Por Tamires Vitorio 6 de Junho de 2026 👁️ 0 visualizações 💬 0 comentários
Uma ilha flutuante movida a energia nuclear: o plano da China para o transporte marítimo

A Jiangnan Shipyard, uma das maiores construtoras navais do mundo e subsidiária da estatal China State Shipbuilding Corporation, apresentou nesta semana o projeto de uma ilha flutuante movida a energia nuclear, projetada para funcionar como terminal de transferência de contêineres e plataforma de energia de emissão zero.

O anúncio foi feito na Exposição Internacional de Navegação Posidonia, em Atenas, um dos eventos mais influentes da indústria náutica global.

Segundo o site South China Morning Post, o complexo seria alimentado por reatores de sal fundido de quarta geração — tecnologia que usa sal liquefeito simultaneamente como combustível e refrigerante, capaz de armazenar grandes quantidades de energia térmica sem necessidade de água para resfriamento.

A construtora descreveu o projeto como uma solução para a transformação carbono-neutra da indústria global de transporte marítimo, de acordo com o SCMP.

O que a ilha incluiria

Com base na apresentação da Jiangnan nas redes sociais, o complexo flutuante teria cinco componentes principais: um reator de sal fundido, painéis solares, uma turbina eólica, um módulo de produção de hidrogênio e síntese de combustível verde e um módulo de fornecimento de eletricidade.
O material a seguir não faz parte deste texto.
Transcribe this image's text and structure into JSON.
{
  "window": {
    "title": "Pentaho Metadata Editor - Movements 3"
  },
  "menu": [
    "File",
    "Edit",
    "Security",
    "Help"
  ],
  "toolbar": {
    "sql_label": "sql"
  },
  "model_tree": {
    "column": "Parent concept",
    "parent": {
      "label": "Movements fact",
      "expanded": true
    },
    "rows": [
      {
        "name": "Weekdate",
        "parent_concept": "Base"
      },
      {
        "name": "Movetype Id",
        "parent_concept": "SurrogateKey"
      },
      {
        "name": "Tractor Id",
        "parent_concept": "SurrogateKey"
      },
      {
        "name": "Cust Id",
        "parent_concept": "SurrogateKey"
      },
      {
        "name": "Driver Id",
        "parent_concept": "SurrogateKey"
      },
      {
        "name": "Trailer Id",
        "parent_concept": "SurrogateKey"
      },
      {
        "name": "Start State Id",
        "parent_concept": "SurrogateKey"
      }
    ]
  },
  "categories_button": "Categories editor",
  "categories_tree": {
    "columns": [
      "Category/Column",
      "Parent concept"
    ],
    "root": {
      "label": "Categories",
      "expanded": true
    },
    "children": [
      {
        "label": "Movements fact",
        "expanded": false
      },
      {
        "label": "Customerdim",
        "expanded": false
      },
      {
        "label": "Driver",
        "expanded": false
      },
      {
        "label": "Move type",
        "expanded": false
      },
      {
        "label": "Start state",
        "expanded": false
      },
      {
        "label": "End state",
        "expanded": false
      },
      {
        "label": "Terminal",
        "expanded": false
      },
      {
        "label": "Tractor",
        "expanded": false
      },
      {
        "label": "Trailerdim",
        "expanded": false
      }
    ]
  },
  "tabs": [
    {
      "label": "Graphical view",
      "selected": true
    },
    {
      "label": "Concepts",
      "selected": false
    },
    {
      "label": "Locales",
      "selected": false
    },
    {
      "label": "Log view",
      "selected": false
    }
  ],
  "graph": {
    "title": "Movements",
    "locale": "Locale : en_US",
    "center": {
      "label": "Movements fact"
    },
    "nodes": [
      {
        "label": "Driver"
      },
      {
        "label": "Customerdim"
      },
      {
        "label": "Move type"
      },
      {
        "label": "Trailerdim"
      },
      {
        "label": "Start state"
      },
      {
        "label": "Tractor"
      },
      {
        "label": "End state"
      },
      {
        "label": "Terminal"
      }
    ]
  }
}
Esse conjunto formaria o núcleo de emissão zero da plataforma.

A estrutura funcionaria como um ponto de transferência de cargas entre navios e como estação de reabastecimento para embarcações movidas a combustíveis alternativos, ou eletricidade.

A proposta integra num único complexo funções que hoje são distribuídas entre portos tradicionais em terra.

China avança em navios nucleares civis

A ilha flutuante não é o único projeto nuclear civil que a Jiangnan desenvolve.

Em novembro de 2025, a construtora divulgou detalhes técnicos de um navio cargueiro nuclear em desenvolvimento, movido a um reator de sal fundido baseado em tório — elemento químico considerado mais seguro e abundante do que o urânio.

O reator tem potência térmica de 200 megawatts e vida operacional projetada de 40 anos, segundo o SCMP e a Interesting Engineering.

O navio seria capaz de carregar até 25 mil contêineres padrão, segundo o SCMP, com versões menores previstas com capacidade a partir de 14 mil unidades.

A fase de projeto deve ser concluída em 2026, com construção possivelmente iniciada no fim desta década, segundo fontes citadas pelo Splash247.

Nenhum navio mercante movido a energia nuclear entrou em serviço comercial.

A tecnologia por trás da proposta

Os reatores de sal fundido de quarta geração operam em alta temperatura e baixa pressão — o que elimina o risco de fusão do núcleo presente nos reatores convencionais.

Em caso de acidente, o combustível de sal fundido cai numa câmara de segurança e solidifica, aprisionando os materiais radioativos sem intervenção humana, segundo a Interesting Engineering.

O reator não precisa de água para resfriamento, o que o torna especialmente adequado para uso em ambiente marítimo.

A tecnologia ainda enfrenta desafios concretos de engenharia, como a corrosão causada pelos sais nos componentes do reator, e obstáculos regulatórios internacionais significativos.

A Organização Marítima Internacional ainda não concluiu um conjunto de regras específicas para a operação de navios mercantes movidos a energia nuclear.

A corrida nuclear no setor marítimo

A proposta da Jiangnan chega num momento em que a indústria global de transporte marítimo busca alternativas ao combustível pesado que ainda move a maioria dos navios e responde por cerca de 3% das emissões globais de dióxido de carbono.

Na Posidonia 2026, o tema da propulsão nuclear em navios comerciais saiu das margens do debate setorial para o centro das discussões.

"Esta não é mais uma discussão teórica. Estamos vendo envolvimento real em nível governamental entre armadores, bancos, seguradoras e portos", disse Charlotte Vere, diretora de desenvolvimento de mercado da CORE POWER, empresa britânica de propulsão nuclear marítima, à Transport Advancement. "O que importa agora é o impulso — e ele está crescendo."

A China não está sozinha nessa corrida. A Coreia do Sul e empresas europeias também começaram a explorar o potencial de navios nucleares — ainda em estágio de avaliação estratégica preliminar.

Mas a escala e a velocidade do programa chinês, liderado por uma estatal com recursos do governo central, não têm paralelo no setor privado ocidental.